Tanner Hallagin, a Fort Hays State freshman from Hays, listened to Klein Thursday afternoon and planned to attend his speech that night.
“I didn’t know much about the Holocaust; I wanted to know more,” he said. “He talked about his father for the last time. I’m kind of speechless.”
In Jill Gabrielle Klein’s book, “We Got the Water: Tracing My Family’s Path Through Auschwitz,” she wrote about that pivotal moment when her grandfather was selected for death by the Nazis. In that passage, Klein recounted Thursday afternoon in a voice choked with emotion, he told how in his granddaughter’s mind she goes to her grandfather, holds his hand and walks with him all the way to the gas chamber.
“I usually don’t talk about this part because I know I’m going to break down,” Klein said while using a white handkerchief to wipe tears from his eyes.
Klein’s talk Thursday night was in front of a rapt audience which listened intently to every word, every story. Afterward, the audience gave Klein a standing ovation.
“I have no words; it’s so breathtaking,” Hays High School junior Erin Muirhead said. “I have no idea how people endured all this.”
Muirhead was appreciative of FHSU bringing Klein to Hays.
“It’s so cool this actually came to Hays,” she said. “It makes me proud to be part of Hays.”
Jacob Hoss, a Fort Hays State sophomore from Ness City, was also impressed by what he heard.

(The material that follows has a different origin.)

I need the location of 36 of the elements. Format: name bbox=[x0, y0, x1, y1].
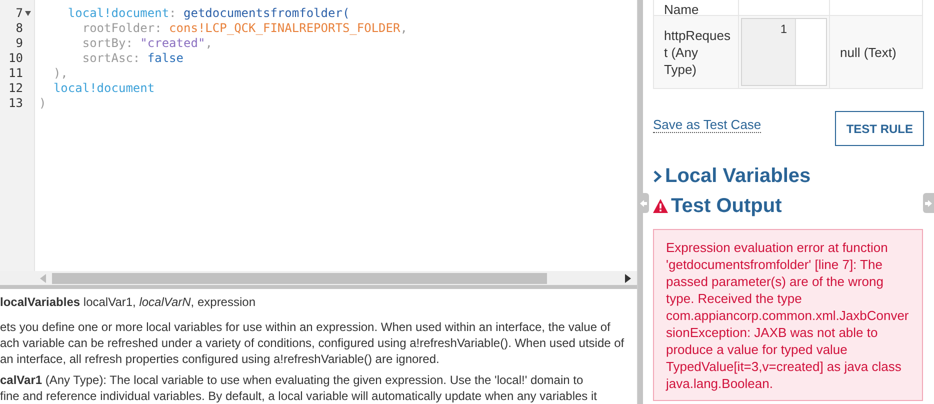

“It definitely puts it into perspective,” he said. “It’s just amazing people can survive something like that. It makes you realize how good you have it here. I definitely learned a lot tonight.”
Klein hopes America can learn some lessons, too. He is concerned about the future of the country he first immigrated to in 1947, the country where he later served in the U.S. Army and became an American citizen. Klein is worried about the rise of hate crimes.
“My concern is very simple,” he said. “There is a definite parallel between Nazi Germany in the beginning in the 1930s and what’s happening in this country.”
Klein’s father, Herman, was a merchant. His mother’s name was Bertha, and Klein had two older sisters, Lilly and Oli. His father was a gentle man who liked to garden.
Klein, remembering his father, took offense when President Trump’s press secretary said recently that Hitler did not use poison gas.
“This is one human being who was killed by poison gas,” he said.
Klein has told his story to audiences large and small for three decades. He speaks about 30 to 40 times a year, usually in his home state of Florida. Klein was asked to speak at FHSU as part of a group project by Fort Hays State students who attended the National Campus Leaders Summit at the United States Holocaust Memorial Museum in Washington, D.C. The trip was part of FHSU’s Embrace Difference campaign by the Center for Civic Leadership.
One requirement for attending the summit was having a project related to the museum’s purpose. Hollie Marquess, instructor of history at FHSU, had her world civilization class read the book written by Klein’s daughter in the fall 2016 semester. The feedback was positive from her students, so Marquess reached out to Klein about making an appearance on the FHSU campus as part of the project. Marquess and Dr. Paul Nienkamp, assistant professor of history, led five students to Washington in January.
Sponsors for Klein’s visit to FHSU were the Department of History, the Center for Civic Leadership, Phi Alpha Theta, the Honors College, the Department of Leadership Studies and the Department of Political Science.
“This has been amazing, to sit and visit with him,” Marquess said. “He has so many stories. I have been over the moon.”
Klein survived a year in Auschwitz before being liberated by the Russians, as did his mother and two sisters. He has been told that having one family member survive would be what to be expected at best, yet four of the five members of Klein’s family survived.
Now, Klein tells his family’s story.
“I am going to be the speaker for the Holocaust,” he said.